CASIA OpenIR > 毕业生 > 博士学位论文

	基于扩展随机文法的视频语义事件识别
其他题名	Extended Stochastic Grammar based Visual Event Recognition
	张彰
	2008-12-28
学位类型	工学博士
中文摘要	从视频中自动识别语义事件是计算机视觉研究的一个重要目标。并且在现实生活中，它还具有极其重要的应用价值。本文围绕着这个问题，提出了一种基于扩展随机文法的视频语义事件识别方法。具体而言，本文主要开展了以下几方面的工作： 1.通过对运动轨迹进行分析，提出了一种基于场景语义点的原子事件自动学习方法。首先，通过语义场景建模或者人为指定，得到若干场景中的语义点；之后，通过轨迹聚类得到若干场景中基本的运动模式作为文法系统中的原子事件。为了更有效的进行轨迹聚类，我们还对各种轨迹相似性测度进行了比较，并通过对各个相似性测度的应用背景进行考察，分析解释了实验结果。 2.提出了一种基于最小描述长度（Minimum Description Length）准则的事件规则归纳方法。首先，我们将Allen的时间关系逻辑加入到原有的随机上下文无关文法（Stochastic Context Free Grammar）规则之中，用以表达子事件之间的并行时间关系；其次，基于“时空相似的事件优先组合在一起”的想法，我们利用一种多层规则归纳策略获取事件规则；同时，我们还提出了一种对事件规则和训练数据进行编码的具体编码方式，用以最小描述长度准则的具体执行。
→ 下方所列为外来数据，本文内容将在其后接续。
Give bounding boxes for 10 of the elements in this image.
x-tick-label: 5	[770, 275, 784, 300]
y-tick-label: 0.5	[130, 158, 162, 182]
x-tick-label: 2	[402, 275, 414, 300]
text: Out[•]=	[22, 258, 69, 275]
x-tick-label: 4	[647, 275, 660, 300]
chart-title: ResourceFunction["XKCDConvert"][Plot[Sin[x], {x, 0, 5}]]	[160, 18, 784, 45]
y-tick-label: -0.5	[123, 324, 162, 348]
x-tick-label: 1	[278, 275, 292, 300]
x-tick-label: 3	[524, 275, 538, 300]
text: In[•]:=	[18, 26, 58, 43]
在广播体操场景和交通路口场景中的实验表明，所提出的规则归纳算法可有效的学习得到场景中复杂事件的内在结构组成关系，并将其表达为一系列的事件规则。 3.基于这种扩展的随机文法规则表示，本文采用一种多线程文法分析算法（Multi-Thread Parsing）。通过放宽组成分析状态的原子集约束，使得文法分析算法可以对子事件间的并行时间关系进行处理；通过一种类似Viterbi算法的噪声恢复机制，使得文法分析算法可以处理大尺度噪声，如删除噪声（deletion error）和插入噪声（insertion error）。在广播体操场景和交通路口场景中的实验表明，所提出的多线程文法分析算法可以有效的对视频中的复杂事件进行识别。 4.我们还将所提出的基于扩展随机文法的事件识别方法应用于多人交互行为的识别。在此，与静止场景中原子事件获取方法不同，我们首先将每一个运动物体看作为一个局部相对坐标系；之后我们将其他运动物体的位置投影到这个局部坐标系中，通过对局部坐标系中相对位置点进行聚类，我们得到若干交互原子（Interaction Primitive）；最后，运动物体的交互行为可表达为不同局部坐标系中的多个原子事件串的联合（原子事件流），进而我们可以利用所提出的扩展的随机文法对原子事件流进行建模和识别。对五种交互行为的识别实验表明我们的方法取得了令人鼓舞的识别结果。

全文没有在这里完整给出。